We see that, as we saw intuitively, the PE of the system decreases.

The law of conservation of energy tells us that `dKE + `dPE + `dWnoncons = 0, where `dWnoncons is the work done by the system against nonconservative forces.

• It follows that if `dWnoncons = 0 the change in KE is `dKE = - `dPE.  Since the system in this situation loses PE, we see that KE will be gained.
• If the system does positive work against a nonconservative force (e.g., friction) then `dKE = -`dPE - `dWnoncons will be less than in the case where `dWnoncons = 0.  In the presence of significant friction, for example, the system will gain less KE than if friction were negligible.

In the system we are considering the velocity of the water in the container is presumably small so that the KE of the water in the system is negligible.  In this case, if we begin with a stationary system (or a system moving with constant velocity) and open the tube we will after a short time have a system with reduced PE, therefore with increased KE.

• Almost all of the increased KE is in the outflowing water.
• In the absence of friction the KE of the outflowing water will be equal to the PE lost by the system (`dKE = - `dPE).
• If friction is significant the outflowing water will have less KE than for the ideal case in which friction is negligible.

The exit velocity of the water is related to the velocity with which the water surface moves.  We can see this relationship by comparing the amount of water lost from the container to the amount of water leaving the tube in some short time interval `dt.  These amount will of course be equal. 

• The change in the water level will be `dy = vSurface * `dt.  So the change in volume will be `dV = Acontainer * `dy = Acontainer * vSurface * `dt, where Acontainer is the cs area of the container.
• The water exiting the tube in a short time interval `dt will form a cylinder whose volume is the product of its length and the cs area of the tube.  The length of the stream is equal to the product  vExit * `dt so that `dV = Atube * vExit * `dt.

Since what comes out of the tube is equal to what left the container, the two expressions for the volume must be equal. 

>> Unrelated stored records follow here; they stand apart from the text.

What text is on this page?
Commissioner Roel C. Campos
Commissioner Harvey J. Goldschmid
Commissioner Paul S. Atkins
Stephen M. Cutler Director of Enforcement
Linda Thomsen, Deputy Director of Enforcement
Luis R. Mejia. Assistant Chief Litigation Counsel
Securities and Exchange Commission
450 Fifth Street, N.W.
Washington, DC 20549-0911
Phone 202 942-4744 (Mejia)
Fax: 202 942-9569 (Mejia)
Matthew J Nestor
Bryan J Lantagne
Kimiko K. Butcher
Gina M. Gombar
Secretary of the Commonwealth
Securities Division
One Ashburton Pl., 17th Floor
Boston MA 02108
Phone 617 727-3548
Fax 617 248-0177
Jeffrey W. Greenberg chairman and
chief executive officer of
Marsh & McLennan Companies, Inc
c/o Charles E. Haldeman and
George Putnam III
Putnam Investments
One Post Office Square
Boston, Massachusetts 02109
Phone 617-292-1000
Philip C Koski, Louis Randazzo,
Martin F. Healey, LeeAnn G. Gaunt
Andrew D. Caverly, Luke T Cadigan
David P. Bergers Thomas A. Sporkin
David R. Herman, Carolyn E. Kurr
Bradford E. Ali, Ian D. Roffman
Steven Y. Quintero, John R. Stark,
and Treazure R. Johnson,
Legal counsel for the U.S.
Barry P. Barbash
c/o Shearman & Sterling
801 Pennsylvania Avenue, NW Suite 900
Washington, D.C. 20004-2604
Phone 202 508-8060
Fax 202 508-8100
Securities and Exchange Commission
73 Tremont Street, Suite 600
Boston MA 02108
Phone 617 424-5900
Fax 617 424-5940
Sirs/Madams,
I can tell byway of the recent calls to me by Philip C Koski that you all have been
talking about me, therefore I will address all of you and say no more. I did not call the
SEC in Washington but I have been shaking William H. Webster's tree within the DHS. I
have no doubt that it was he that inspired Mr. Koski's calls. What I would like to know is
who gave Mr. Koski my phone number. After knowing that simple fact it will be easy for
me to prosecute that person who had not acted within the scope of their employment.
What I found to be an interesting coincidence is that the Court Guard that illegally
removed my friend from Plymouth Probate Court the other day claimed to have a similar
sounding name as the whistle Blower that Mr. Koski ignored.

Setting the two expressions equal we easily solve to find that vExit = vSurface * Acontainer / Atube.  That is, the exit velocity is equal to the velocity of the surface multiplied by the ratio of the cs areas.

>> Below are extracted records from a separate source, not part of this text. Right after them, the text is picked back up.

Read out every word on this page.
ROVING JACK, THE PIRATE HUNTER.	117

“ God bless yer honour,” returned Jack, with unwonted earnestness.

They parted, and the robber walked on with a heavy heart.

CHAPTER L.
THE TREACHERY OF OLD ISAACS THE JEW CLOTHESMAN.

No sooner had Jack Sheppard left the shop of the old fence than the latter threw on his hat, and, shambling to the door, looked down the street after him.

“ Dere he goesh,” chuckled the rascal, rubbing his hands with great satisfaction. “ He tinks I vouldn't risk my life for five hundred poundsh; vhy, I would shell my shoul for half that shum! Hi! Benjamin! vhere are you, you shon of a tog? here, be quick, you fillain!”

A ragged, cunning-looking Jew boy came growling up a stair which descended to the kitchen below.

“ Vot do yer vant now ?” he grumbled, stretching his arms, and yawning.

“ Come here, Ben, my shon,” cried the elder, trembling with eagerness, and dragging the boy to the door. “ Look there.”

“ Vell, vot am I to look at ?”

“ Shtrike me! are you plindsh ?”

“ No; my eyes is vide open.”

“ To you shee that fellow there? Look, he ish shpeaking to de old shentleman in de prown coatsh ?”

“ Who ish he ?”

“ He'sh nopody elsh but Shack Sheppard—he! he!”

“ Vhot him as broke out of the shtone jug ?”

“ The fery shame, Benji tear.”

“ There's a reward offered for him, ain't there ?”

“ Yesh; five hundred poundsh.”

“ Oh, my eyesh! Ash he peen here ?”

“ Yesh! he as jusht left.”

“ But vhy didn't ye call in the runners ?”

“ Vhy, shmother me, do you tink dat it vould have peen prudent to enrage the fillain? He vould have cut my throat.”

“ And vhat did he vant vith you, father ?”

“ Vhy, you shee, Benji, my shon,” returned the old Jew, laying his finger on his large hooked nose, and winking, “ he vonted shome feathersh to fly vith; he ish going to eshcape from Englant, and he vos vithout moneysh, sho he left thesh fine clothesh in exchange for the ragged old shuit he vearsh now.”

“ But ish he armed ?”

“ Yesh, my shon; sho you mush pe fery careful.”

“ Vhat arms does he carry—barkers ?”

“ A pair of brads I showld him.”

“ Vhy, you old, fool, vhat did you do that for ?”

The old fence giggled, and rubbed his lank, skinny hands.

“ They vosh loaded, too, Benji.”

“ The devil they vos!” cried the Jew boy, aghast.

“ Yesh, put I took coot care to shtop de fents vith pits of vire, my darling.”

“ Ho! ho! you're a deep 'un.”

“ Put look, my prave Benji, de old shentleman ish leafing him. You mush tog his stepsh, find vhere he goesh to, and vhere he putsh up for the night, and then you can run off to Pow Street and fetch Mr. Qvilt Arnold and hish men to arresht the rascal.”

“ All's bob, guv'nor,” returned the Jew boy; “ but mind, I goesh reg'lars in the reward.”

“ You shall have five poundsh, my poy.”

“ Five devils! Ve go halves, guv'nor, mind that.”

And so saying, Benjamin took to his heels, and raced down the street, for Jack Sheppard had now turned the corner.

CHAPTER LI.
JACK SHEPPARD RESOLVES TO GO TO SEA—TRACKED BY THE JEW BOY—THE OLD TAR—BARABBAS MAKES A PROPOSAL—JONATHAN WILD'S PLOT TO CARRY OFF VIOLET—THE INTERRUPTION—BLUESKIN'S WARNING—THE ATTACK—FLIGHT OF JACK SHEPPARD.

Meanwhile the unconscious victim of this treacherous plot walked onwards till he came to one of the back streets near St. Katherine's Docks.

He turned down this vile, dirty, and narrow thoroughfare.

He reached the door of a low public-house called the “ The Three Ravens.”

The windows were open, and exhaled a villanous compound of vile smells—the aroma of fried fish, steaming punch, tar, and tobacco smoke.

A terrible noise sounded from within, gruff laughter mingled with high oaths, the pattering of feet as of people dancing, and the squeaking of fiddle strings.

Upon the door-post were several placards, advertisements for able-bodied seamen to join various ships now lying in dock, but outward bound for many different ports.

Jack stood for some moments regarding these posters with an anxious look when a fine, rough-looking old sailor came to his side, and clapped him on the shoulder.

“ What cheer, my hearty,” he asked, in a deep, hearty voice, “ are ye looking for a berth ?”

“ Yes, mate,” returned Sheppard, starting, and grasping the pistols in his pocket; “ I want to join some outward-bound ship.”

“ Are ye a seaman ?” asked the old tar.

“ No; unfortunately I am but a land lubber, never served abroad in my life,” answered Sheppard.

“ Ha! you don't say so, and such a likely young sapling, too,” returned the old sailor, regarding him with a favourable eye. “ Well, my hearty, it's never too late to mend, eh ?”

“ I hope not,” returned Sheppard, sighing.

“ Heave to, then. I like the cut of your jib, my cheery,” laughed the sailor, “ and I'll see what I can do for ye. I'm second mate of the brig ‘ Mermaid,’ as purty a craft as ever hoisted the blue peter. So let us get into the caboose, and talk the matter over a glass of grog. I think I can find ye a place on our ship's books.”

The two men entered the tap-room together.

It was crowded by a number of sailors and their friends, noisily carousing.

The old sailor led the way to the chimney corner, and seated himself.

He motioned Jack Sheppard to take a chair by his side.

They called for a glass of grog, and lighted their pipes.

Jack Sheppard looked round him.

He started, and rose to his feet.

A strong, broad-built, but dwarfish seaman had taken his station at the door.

Expressing this result using subscripts 1 and 2 instead of 'surface' and 'tube' we obtain the equivalent general equations

• v2 = v1 * A1 / A2
• v2 / v1 = A1 / A2
• v1 A1 = v2 A2.

These equations apply to any incompressible fluid in a closed system.  The third of these is the usual expression of this result, and is the usual form of what we call the Continuity Equation.  All three forms are, of course, equivalent.